Jocelyn se inclinó sobre ella y cubrió su desnudez con una suave manta de lana verde. Una sombra cayó sobre ellos. La reina sintió el acero frío que se interponía entre el suelo y su cuerpo, unos brazos enfundados en armadura que la levantaron con tanta facilidad como levantaba ella a Joffrey cuando era un bebé.
«Un gigante —pensó aturdida, mientras la transportaba a grandes zancadas hacia la torre de entrada. Había oído decir que más allá del Muro, en aquellas tierras salvajes, aún quedaban gigantes—. Pero no es más que un cuento. ¿Acaso estoy soñando?».

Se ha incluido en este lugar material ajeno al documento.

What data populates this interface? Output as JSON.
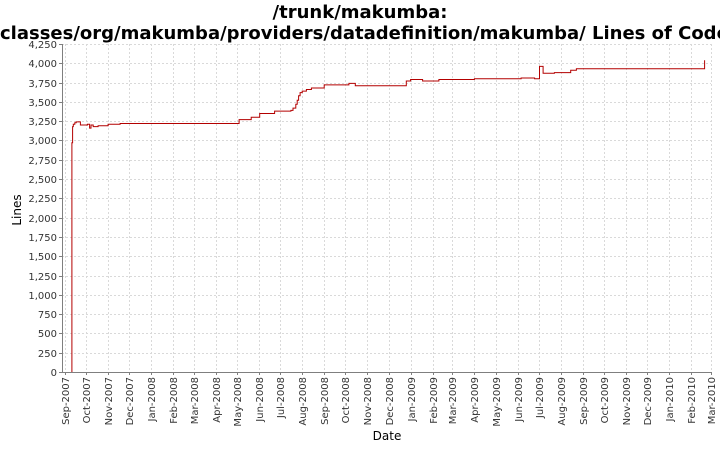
{
  "chart_data": {
    "type": "line",
    "title_lines": [
      "/trunk/makumba:",
      "classes/org/makumba/providers/datadefinition/makumba/ Lines of Code"
    ],
    "xlabel": "Date",
    "ylabel": "Lines",
    "x_ticks": [
      "Sep-2007",
      "Oct-2007",
      "Nov-2007",
      "Dec-2007",
      "Jan-2008",
      "Feb-2008",
      "Mar-2008",
      "Apr-2008",
      "May-2008",
      "Jun-2008",
      "Jul-2008",
      "Aug-2008",
      "Sep-2008",
      "Oct-2008",
      "Nov-2008",
      "Dec-2008",
      "Jan-2009",
      "Feb-2009",
      "Mar-2009",
      "Apr-2009",
      "May-2009",
      "Jun-2009",
      "Jul-2009",
      "Aug-2009",
      "Sep-2009",
      "Oct-2009",
      "Nov-2009",
      "Dec-2009",
      "Jan-2010",
      "Feb-2010",
      "Mar-2010"
    ],
    "y_ticks": [
      0,
      250,
      500,
      750,
      1000,
      1250,
      1500,
      1750,
      2000,
      2250,
      2500,
      2750,
      3000,
      3250,
      3500,
      3750,
      4000,
      4250
    ],
    "y_tick_labels": [
      "0",
      "250",
      "500",
      "750",
      "1,000",
      "1,250",
      "1,500",
      "1,750",
      "2,000",
      "2,250",
      "2,500",
      "2,750",
      "3,000",
      "3,250",
      "3,500",
      "3,750",
      "4,000",
      "4,250"
    ],
    "xlim": [
      "2007-08-28",
      "2010-03-01"
    ],
    "ylim": [
      0,
      4250
    ],
    "grid": true,
    "step": true,
    "series": [
      {
        "color": "#b30000",
        "points": [
          [
            "2007-09-11",
            0
          ],
          [
            "2007-09-11",
            2970
          ],
          [
            "2007-09-12",
            2970
          ],
          [
            "2007-09-12",
            3180
          ],
          [
            "2007-09-13",
            3210
          ],
          [
            "2007-09-15",
            3230
          ],
          [
            "2007-09-17",
            3240
          ],
          [
            "2007-09-23",
            3200
          ],
          [
            "2007-10-03",
            3210
          ],
          [
            "2007-10-06",
            3160
          ],
          [
            "2007-10-08",
            3200
          ],
          [
            "2007-10-11",
            3180
          ],
          [
            "2007-10-18",
            3190
          ],
          [
            "2007-11-01",
            3210
          ],
          [
            "2007-11-18",
            3220
          ],
          [
            "2008-05-04",
            3270
          ],
          [
            "2008-05-21",
            3300
          ],
          [
            "2008-06-02",
            3350
          ],
          [
            "2008-06-23",
            3380
          ],
          [
            "2008-07-16",
            3390
          ],
          [
            "2008-07-19",
            3420
          ],
          [
            "2008-07-23",
            3470
          ],
          [
            "2008-07-25",
            3520
          ],
          [
            "2008-07-27",
            3580
          ],
          [
            "2008-07-29",
            3620
          ],
          [
            "2008-08-01",
            3640
          ],
          [
            "2008-08-07",
            3660
          ],
          [
            "2008-08-14",
            3680
          ],
          [
            "2008-09-01",
            3720
          ],
          [
            "2008-10-06",
            3740
          ],
          [
            "2008-10-15",
            3710
          ],
          [
            "2008-12-26",
            3770
          ],
          [
            "2009-01-01",
            3790
          ],
          [
            "2009-01-18",
            3770
          ],
          [
            "2009-02-10",
            3790
          ],
          [
            "2009-04-01",
            3800
          ],
          [
            "2009-06-06",
            3810
          ],
          [
            "2009-06-25",
            3800
          ],
          [
            "2009-07-02",
            3960
          ],
          [
            "2009-07-07",
            3870
          ],
          [
            "2009-07-23",
            3880
          ],
          [
            "2009-08-15",
            3910
          ],
          [
            "2009-08-23",
            3930
          ],
          [
            "2010-02-20",
            3930
          ],
          [
            "2010-02-20",
            4040
          ],
          [
            "2010-02-20",
            3950
          ]
        ]
      }
    ]
  }
}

No. Su salvador era real. Medía tres varas o más, y tenía unas piernas como árboles, un pecho digno de un caballo de tiro y unos hombros con los que bien se conformaría cualquier toro. Su armadura era de placas de acero esmaltadas de blanco, tan luminosa y brillante como las esperanzas de una doncella, y debajo llevaba una cota de malla dorada. El yelmo le ocultaba el rostro por completo, y lo remataba un penacho con siete plumas de seda, el arcoíris de la Fe. Se sujetaba la capa a los hombros con dos broches dorados en forma de estrella de siete puntas.
«La capa es blanca».
Ser Kevan había cumplido su parte del trato. Tommen, su hijito adorado, había hecho miembro de la Guardia Real a su campeón.
No vio llegar a Qyburn, pero de pronto lo tenía al lado, trotando para seguir el paso a su campeón.
—No sabéis cuánto me alegro de que hayáis vuelto, alteza —dijo—. Tengo el honor de presentaros al miembro más reciente de la Guardia Real: ser Robert Strong.
—Ser Robert —susurró Cersei mientras cruzaban las puertas.
—Con el permiso de vuestra alteza, ser Robert ha hecho voto de silencio —le explicó Qyburn—. Ha jurado que no hablará hasta que los enemigos de nuestro rey hayan muerto y el reino haya quedado libre de todo mal.
«Sí —pensó Cersei Lannister—. Sí, sí, ¡sí!».